Goal misgeneralisation
In the problem of goal misgeneralisation (Langosco et al., 2023; Shah et al., 2022), the AI system's behaviour during out-of-distribution operation (i.e. not using input from the training data) leads it to generalise poorly about its goal while its capabilities generalise well, leading to undesired behaviour.

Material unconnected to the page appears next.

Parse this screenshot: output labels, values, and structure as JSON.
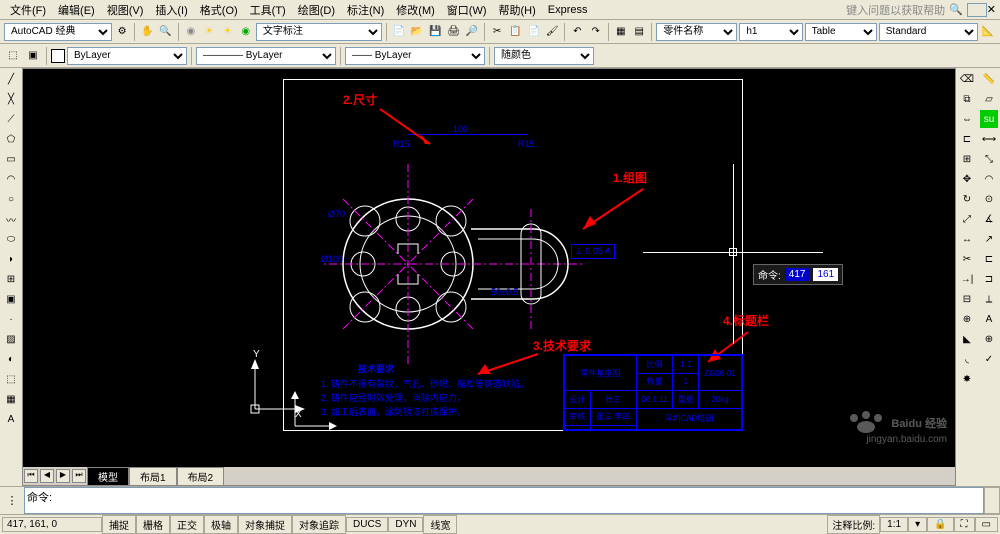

Applied to the case of an advanced AI assistant, this means the system would not break entirely – the assistant might still competently pursue some goal, but it would not be the goal we had intended.
ENTITY
2 - AI
INTENT
3 - Other
TIMING
3 - Other
Risk ID
mit374
Domain lineage
7. AI System Safety, Failures, & Limitations
7.1 > AI pursuing its own goals in conflict with human goals or values
Mitigation strategy
1. Formal Goal Specification and Refinement: Rigorously define the intended objective, write explicit, non-exploitable success and failure metrics, and clearly specify the range of acceptable behaviors to prevent the emergence of unintended proxy goals during the initial design phase. 2. Robust Generalization through Training Objectives: Employ advanced training methodologies, such as minimax expected regret (MMER) or regret-based prioritization, to increase the model's robustness to out-of-distribution shifts, ensuring the intended goal—rather than a correlated proxy—is generalized. This must be complemented by maximizing the diversity of the training environment distribution. 3. Systematic Out-of-Distribution (OOD) Validation and Probing: Implement automated, systematic stress-tests using novel OOD environments and adversarial scenarios to actively solicit generalization failures. Concurrently, use interpretability techniques (e.g., reward decomposition, behavior clustering) to analyze and diagnose the agent's behavioral objective and identify latent proxy goals.